Finding duplicates in an array is a classic interview question that comes in several flavours. The simplest version just asks you to identify which values appear more than once. A harder variant constrains you to O(1) extra space. Understanding both is worth your time.

Approach 1: Hash Set — O(n) Time, O(n) Space

Walk through the array once. For each element, check whether you have seen it before. If yes, it is a duplicate; if no, add it to your seen set.

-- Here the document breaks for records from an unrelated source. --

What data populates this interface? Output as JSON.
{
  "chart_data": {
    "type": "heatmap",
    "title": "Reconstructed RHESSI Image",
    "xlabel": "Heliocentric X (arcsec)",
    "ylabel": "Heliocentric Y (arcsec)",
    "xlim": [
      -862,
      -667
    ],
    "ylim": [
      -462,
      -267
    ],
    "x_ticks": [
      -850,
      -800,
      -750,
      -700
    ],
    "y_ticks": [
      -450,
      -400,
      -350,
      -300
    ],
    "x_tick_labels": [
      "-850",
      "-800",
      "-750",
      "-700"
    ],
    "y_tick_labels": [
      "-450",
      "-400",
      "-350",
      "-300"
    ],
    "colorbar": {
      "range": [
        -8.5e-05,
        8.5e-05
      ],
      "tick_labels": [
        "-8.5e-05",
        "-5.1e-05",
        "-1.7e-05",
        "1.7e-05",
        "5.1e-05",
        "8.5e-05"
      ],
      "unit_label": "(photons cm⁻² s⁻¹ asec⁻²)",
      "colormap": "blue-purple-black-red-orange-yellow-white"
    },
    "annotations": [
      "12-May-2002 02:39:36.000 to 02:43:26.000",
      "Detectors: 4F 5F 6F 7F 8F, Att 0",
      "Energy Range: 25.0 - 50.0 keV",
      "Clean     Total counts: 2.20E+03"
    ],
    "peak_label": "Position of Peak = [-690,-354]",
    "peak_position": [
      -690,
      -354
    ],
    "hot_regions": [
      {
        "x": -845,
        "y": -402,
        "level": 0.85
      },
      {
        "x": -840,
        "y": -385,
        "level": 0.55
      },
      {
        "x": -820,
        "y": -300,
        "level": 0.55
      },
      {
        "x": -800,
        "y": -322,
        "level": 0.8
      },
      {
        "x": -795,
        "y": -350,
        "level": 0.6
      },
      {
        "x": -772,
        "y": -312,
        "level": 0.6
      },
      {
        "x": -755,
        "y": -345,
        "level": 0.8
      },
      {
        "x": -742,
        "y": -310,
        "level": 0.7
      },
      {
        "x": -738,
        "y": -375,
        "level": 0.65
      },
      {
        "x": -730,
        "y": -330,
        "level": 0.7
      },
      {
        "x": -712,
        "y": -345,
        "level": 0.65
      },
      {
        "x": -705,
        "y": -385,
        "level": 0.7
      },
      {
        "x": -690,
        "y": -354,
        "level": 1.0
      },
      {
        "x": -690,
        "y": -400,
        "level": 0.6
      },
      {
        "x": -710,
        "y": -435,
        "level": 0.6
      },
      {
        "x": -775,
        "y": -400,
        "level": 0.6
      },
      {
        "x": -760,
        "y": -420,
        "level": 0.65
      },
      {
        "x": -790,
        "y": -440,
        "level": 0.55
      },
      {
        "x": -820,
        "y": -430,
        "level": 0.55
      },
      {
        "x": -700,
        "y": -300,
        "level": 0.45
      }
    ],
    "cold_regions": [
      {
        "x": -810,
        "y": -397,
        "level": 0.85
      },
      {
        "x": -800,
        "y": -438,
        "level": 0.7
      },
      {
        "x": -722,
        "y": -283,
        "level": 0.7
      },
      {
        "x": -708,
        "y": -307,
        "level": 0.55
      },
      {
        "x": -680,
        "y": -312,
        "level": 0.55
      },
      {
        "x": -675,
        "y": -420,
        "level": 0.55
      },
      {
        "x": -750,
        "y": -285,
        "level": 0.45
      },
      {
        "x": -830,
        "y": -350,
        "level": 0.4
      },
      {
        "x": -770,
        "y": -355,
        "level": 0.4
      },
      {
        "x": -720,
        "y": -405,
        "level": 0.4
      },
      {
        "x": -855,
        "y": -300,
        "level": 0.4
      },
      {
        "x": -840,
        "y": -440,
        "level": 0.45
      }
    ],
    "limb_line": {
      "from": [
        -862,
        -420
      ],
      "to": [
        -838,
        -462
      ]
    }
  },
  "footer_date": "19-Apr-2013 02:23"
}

def find_duplicates_set(nums):
    """Return a list of all values that appear more than once."""
    seen = set()
    duplicates = set()

    for num in nums:
        if num in seen:
            duplicates.add(num)  # add to set so we don't report it twice
        else:
            seen.add(num)

    return sorted(duplicates)  # sorted for deterministic output

numbers = [1, 2, 3, 4, 5, 6, 7, 8, 9, 10, 10, 11, 17, 17, 20, 20]
print(find_duplicates_set(numbers))
# Output: [10, 17, 20]

Both seen and duplicates use a set, so membership checks are O(1) on average. Total time: O(n). Total extra space: O(n).

Approach 2: Sorting — O(n log n) Time, O(1) Extra Space

Sort the array first. Duplicates will then be adjacent — a single pass finds them.

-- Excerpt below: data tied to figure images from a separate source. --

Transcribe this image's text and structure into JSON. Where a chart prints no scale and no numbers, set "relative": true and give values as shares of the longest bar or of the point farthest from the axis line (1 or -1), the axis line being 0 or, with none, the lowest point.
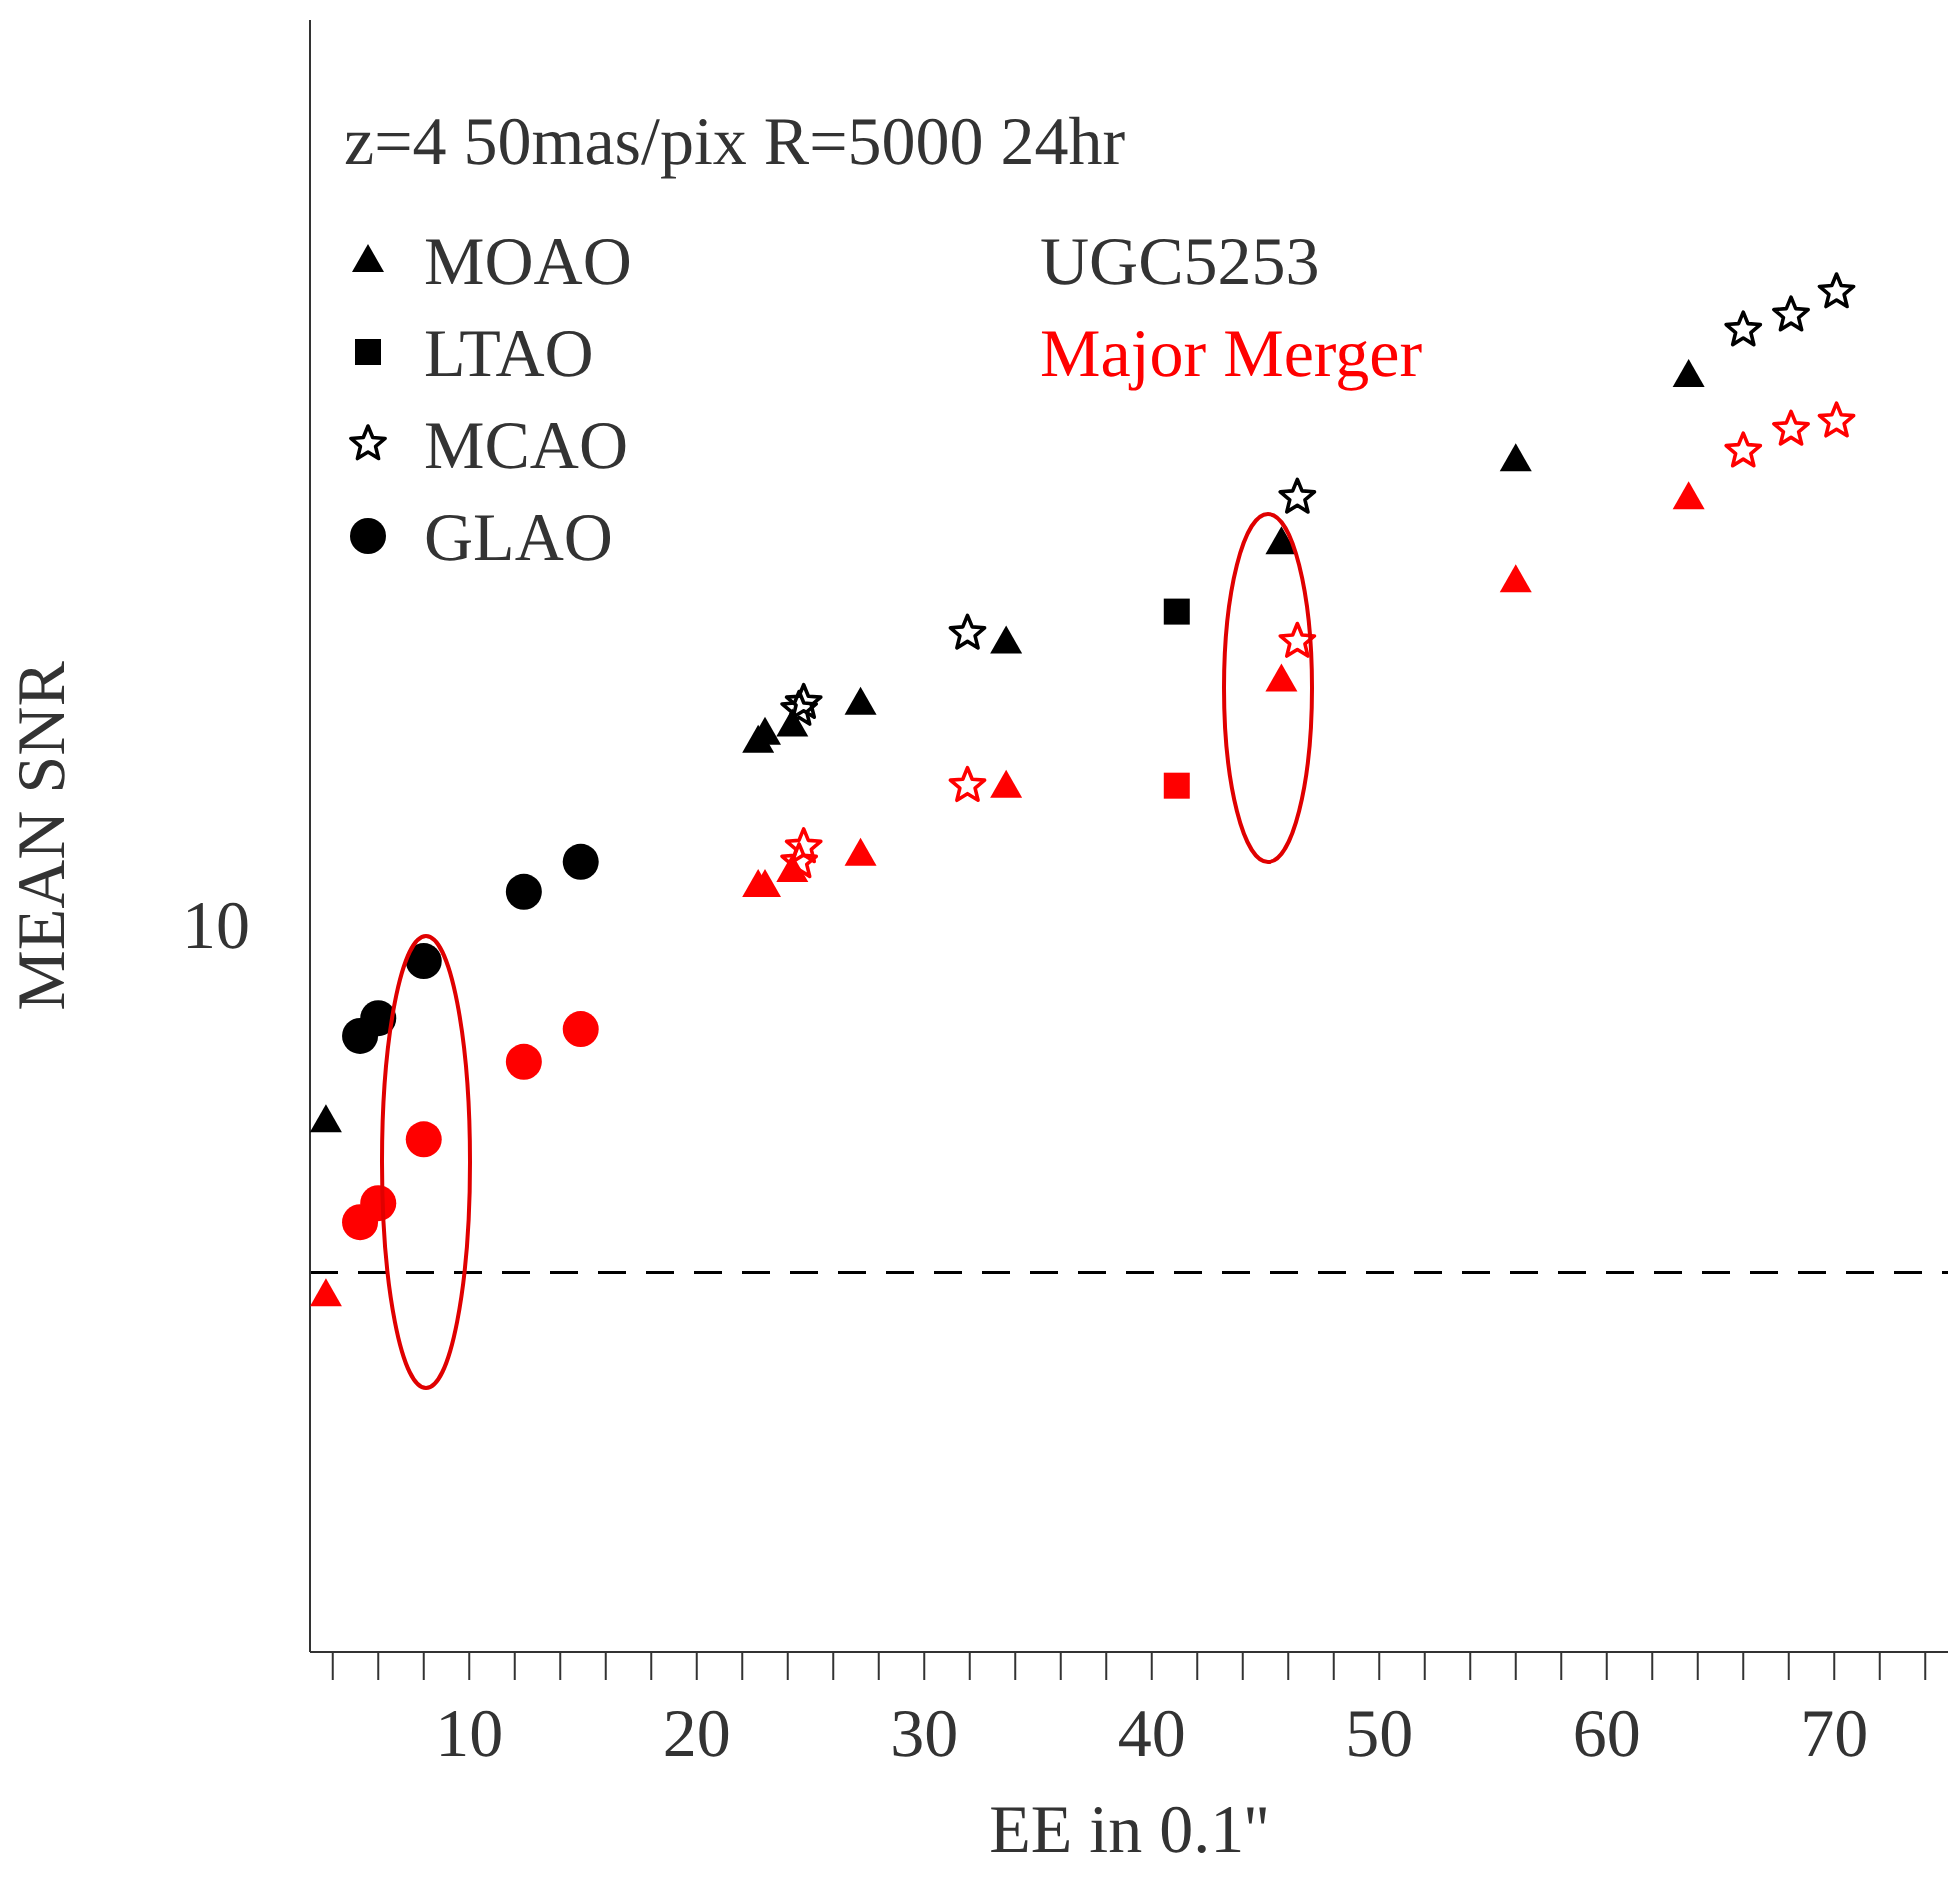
{
  "chart_data": {
    "type": "scatter",
    "title": "z=4 50mas/pix R=5000 24hr",
    "xlabel": "EE in 0.1''",
    "ylabel": "MEAN SNR",
    "annotations": [
      "UGC5253",
      "Major Merger",
      "10"
    ],
    "relative": true,
    "grid": false,
    "legend": "top left",
    "xlim": [
      3,
      75
    ],
    "xticks": [
      {
        "value": 4,
        "label": null
      },
      {
        "value": 6,
        "label": null
      },
      {
        "value": 8,
        "label": null
      },
      10,
      {
        "value": 12,
        "label": null
      },
      {
        "value": 14,
        "label": null
      },
      {
        "value": 16,
        "label": null
      },
      {
        "value": 18,
        "label": null
      },
      20,
      {
        "value": 22,
        "label": null
      },
      {
        "value": 24,
        "label": null
      },
      {
        "value": 26,
        "label": null
      },
      {
        "value": 28,
        "label": null
      },
      30,
      {
        "value": 32,
        "label": null
      },
      {
        "value": 34,
        "label": null
      },
      {
        "value": 36,
        "label": null
      },
      {
        "value": 38,
        "label": null
      },
      40,
      {
        "value": 42,
        "label": null
      },
      {
        "value": 44,
        "label": null
      },
      {
        "value": 46,
        "label": null
      },
      {
        "value": 48,
        "label": null
      },
      50,
      {
        "value": 52,
        "label": null
      },
      {
        "value": 54,
        "label": null
      },
      {
        "value": 56,
        "label": null
      },
      {
        "value": 58,
        "label": null
      },
      60,
      {
        "value": 62,
        "label": null
      },
      {
        "value": 64,
        "label": null
      },
      {
        "value": 66,
        "label": null
      },
      {
        "value": 68,
        "label": null
      },
      70,
      {
        "value": 72,
        "label": null
      },
      {
        "value": 74,
        "label": null
      }
    ],
    "ref_lines": [
      {
        "axis": "y",
        "value": 0.279,
        "color": "#000000",
        "line_style": "dashed"
      }
    ],
    "series": [
      {
        "name": "MOAO",
        "color": "#000000",
        "marker": "triangle",
        "x": [
          3.7,
          22.7,
          23.0,
          24.2,
          27.2,
          33.6,
          45.7,
          56.0,
          63.6
        ],
        "values": [
          0.391,
          0.67,
          0.676,
          0.682,
          0.698,
          0.743,
          0.816,
          0.877,
          0.939
        ]
      },
      {
        "name": "LTAO",
        "color": "#000000",
        "marker": "square",
        "x": [
          41.1
        ],
        "values": [
          0.765
        ]
      },
      {
        "name": "MCAO",
        "color": "#000000",
        "marker": "star",
        "x": [
          24.5,
          24.7,
          31.9,
          46.4,
          66.0,
          68.1,
          70.1
        ],
        "values": [
          0.693,
          0.698,
          0.749,
          0.849,
          0.972,
          0.983,
          1
        ]
      },
      {
        "name": "GLAO",
        "color": "#000000",
        "marker": "circle",
        "x": [
          5.2,
          6.0,
          8.0,
          12.4,
          14.9
        ],
        "values": [
          0.453,
          0.466,
          0.508,
          0.559,
          0.581
        ]
      },
      {
        "color": "#ff0000",
        "marker": "triangle",
        "x": [
          3.7,
          22.7,
          23.0,
          24.2,
          27.2,
          33.6,
          45.7,
          56.0,
          63.6
        ],
        "values": [
          0.263,
          0.564,
          0.564,
          0.575,
          0.587,
          0.637,
          0.715,
          0.788,
          0.849
        ]
      },
      {
        "color": "#ff0000",
        "marker": "square",
        "x": [
          41.1
        ],
        "values": [
          0.637
        ]
      },
      {
        "color": "#ff0000",
        "marker": "star",
        "x": [
          24.5,
          24.7,
          31.9,
          46.4,
          66.0,
          68.1,
          70.1
        ],
        "values": [
          0.581,
          0.592,
          0.637,
          0.743,
          0.883,
          0.899,
          0.905
        ]
      },
      {
        "color": "#ff0000",
        "marker": "circle",
        "x": [
          5.2,
          6.0,
          8.0,
          12.4,
          14.9
        ],
        "values": [
          0.316,
          0.33,
          0.377,
          0.434,
          0.458
        ]
      }
    ]
  }
}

def find_duplicates_sorted(nums):
    """Find duplicates by sorting — modifies the input array."""
    nums.sort()                 # in-place sort, O(n log n)
    duplicates = []

    for i in range(1, len(nums)):
        if nums[i] == nums[i - 1]:
            # Avoid adding the same duplicate multiple times
            if not duplicates or duplicates[-1] != nums[i]:
                duplicates.append(nums[i])

    return duplicates

numbers = [4, 3, 2, 7, 8, 2, 3, 1]
print(find_duplicates_sorted(numbers))
# Output: [2, 3]

The sorting approach mutates the input. If preserving the original order matters, sort a copy: sorted_nums = sorted(nums).

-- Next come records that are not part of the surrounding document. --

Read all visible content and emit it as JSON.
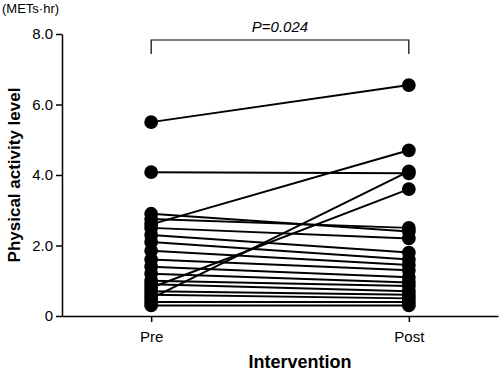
{
  "chart_data": {
    "type": "line",
    "x_label": "Intervention",
    "y_label": "Physical activity level",
    "y_units": "(METs·hr)",
    "annotation": "P=0.024",
    "categories": [
      "Pre",
      "Post"
    ],
    "color": "#000000",
    "marker": "circle",
    "ylim": [
      0,
      8
    ],
    "yticks": [
      0,
      {
        "value": 2,
        "label": "2.0"
      },
      {
        "value": 4,
        "label": "4.0"
      },
      {
        "value": 6,
        "label": "6.0"
      },
      {
        "value": 8,
        "label": "8.0"
      }
    ],
    "series": [
      {
        "values": [
          5.5,
          6.55
        ]
      },
      {
        "values": [
          4.08,
          4.05
        ]
      },
      {
        "values": [
          2.6,
          4.7
        ]
      },
      {
        "values": [
          0.5,
          4.1
        ]
      },
      {
        "values": [
          0.8,
          3.6
        ]
      },
      {
        "values": [
          2.9,
          2.4
        ]
      },
      {
        "values": [
          2.75,
          2.5
        ]
      },
      {
        "values": [
          2.5,
          2.2
        ]
      },
      {
        "values": [
          2.3,
          1.8
        ]
      },
      {
        "values": [
          2.1,
          1.6
        ]
      },
      {
        "values": [
          1.85,
          1.45
        ]
      },
      {
        "values": [
          1.6,
          1.3
        ]
      },
      {
        "values": [
          1.4,
          1.1
        ]
      },
      {
        "values": [
          1.2,
          0.95
        ]
      },
      {
        "values": [
          1.0,
          0.85
        ]
      },
      {
        "values": [
          0.9,
          0.7
        ]
      },
      {
        "values": [
          0.7,
          0.6
        ]
      },
      {
        "values": [
          0.6,
          0.5
        ]
      },
      {
        "values": [
          0.4,
          0.4
        ]
      },
      {
        "values": [
          0.3,
          0.3
        ]
      }
    ]
  }
}
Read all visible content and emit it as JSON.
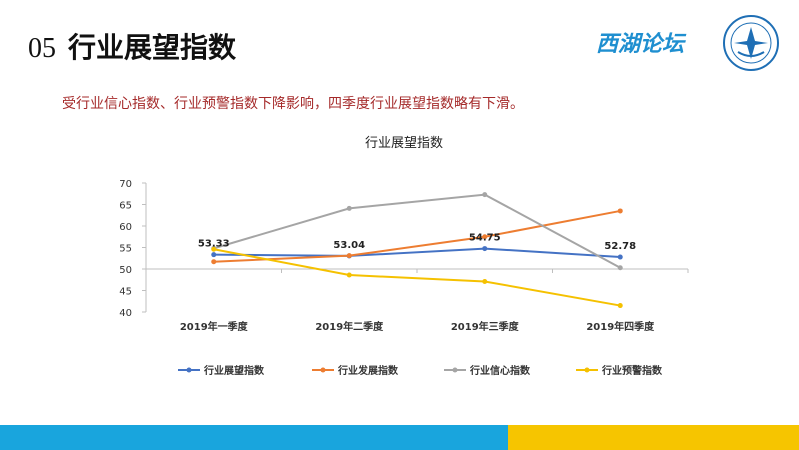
{
  "header": {
    "number": "05",
    "title": "行业展望指数",
    "brand": "西湖论坛"
  },
  "subtitle": "受行业信心指数、行业预警指数下降影响，四季度行业展望指数略有下滑。",
  "colors": {
    "blue_bar": "#19a5dd",
    "yellow_bar": "#f6c500"
  },
  "chart_data": {
    "type": "line",
    "title": "行业展望指数",
    "categories": [
      "2019年一季度",
      "2019年二季度",
      "2019年三季度",
      "2019年四季度"
    ],
    "ylim": [
      40,
      70
    ],
    "yticks": [
      40,
      45,
      50,
      55,
      60,
      65,
      70
    ],
    "grid": false,
    "legend": "bottom",
    "series": [
      {
        "name": "行业展望指数",
        "color": "#4472c4",
        "values": [
          53.33,
          53.04,
          54.75,
          52.78
        ],
        "labels": [
          "53.33",
          "53.04",
          "54.75",
          "52.78"
        ]
      },
      {
        "name": "行业发展指数",
        "color": "#ed7d31",
        "values": [
          51.7,
          53.1,
          57.5,
          63.5
        ]
      },
      {
        "name": "行业信心指数",
        "color": "#a5a5a5",
        "values": [
          54.8,
          64.1,
          67.3,
          50.3
        ]
      },
      {
        "name": "行业预警指数",
        "color": "#f5c100",
        "values": [
          54.6,
          48.6,
          47.1,
          41.5
        ]
      }
    ]
  }
}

Approach 3: Using Counter for Frequency Analysis

When you need the count of each element — not just whether it is a duplicate:

from collections import Counter

def find_duplicates_counter(nums):
    """Return a dict of {element: count} for elements appearing more than once."""
    freq = Counter(nums)
    return {num: count for num, count in freq.items() if count > 1}

numbers = [1, 1, 2, 3, 3, 3, 4]
print(find_duplicates_counter(numbers))
# Output: {1: 2, 3: 3}

Approach 4: Floyd’s Cycle Detection (Constrained Problem)

The most elegant version — given an array of n+1 integers where each value is in the range [1, n], find the duplicate using only O(1) extra space and without modifying the array.

The idea: treat each value as a pointer to the next index. A duplicate creates a cycle, just like a linked list with a loop.

def find_duplicate_floyd(nums):
    """
    Find the single duplicate in nums[1..n] with n+1 elements.
    Uses Floyd's tortoise-and-hare cycle detection.
    O(n) time, O(1) space.
    """
    # Phase 1: detect the cycle
    slow = nums[0]
    fast = nums[0]

    while True:
        slow = nums[slow]          # move one step
        fast = nums[nums[fast]]    # move two steps
        if slow == fast:
            break

    # Phase 2: find the entry point of the cycle (= the duplicate)
    slow = nums[0]
    while slow != fast:
        slow = nums[slow]
        fast = nums[fast]

    return slow

nums = [1, 3, 4, 2, 2]
print(find_duplicate_floyd(nums))
# Output: 2

This only works under specific constraints: exactly one duplicate, values in [1, n]. For the general case, use the hash set approach.

Choosing the Right Approach

Approach	Time	Extra Space	Notes
Hash set	O(n)	O(n)	General purpose, most readable
Sorting	O(n log n)	O(1)*	*Mutates the array
Counter	O(n)	O(n)	Best when frequency counts matter
Floyd’s cycle	O(n)	O(1)	Constrained problem only

In a standard interview, the hash set solution is the right default answer. Mention Floyd’s only if space complexity is explicitly constrained.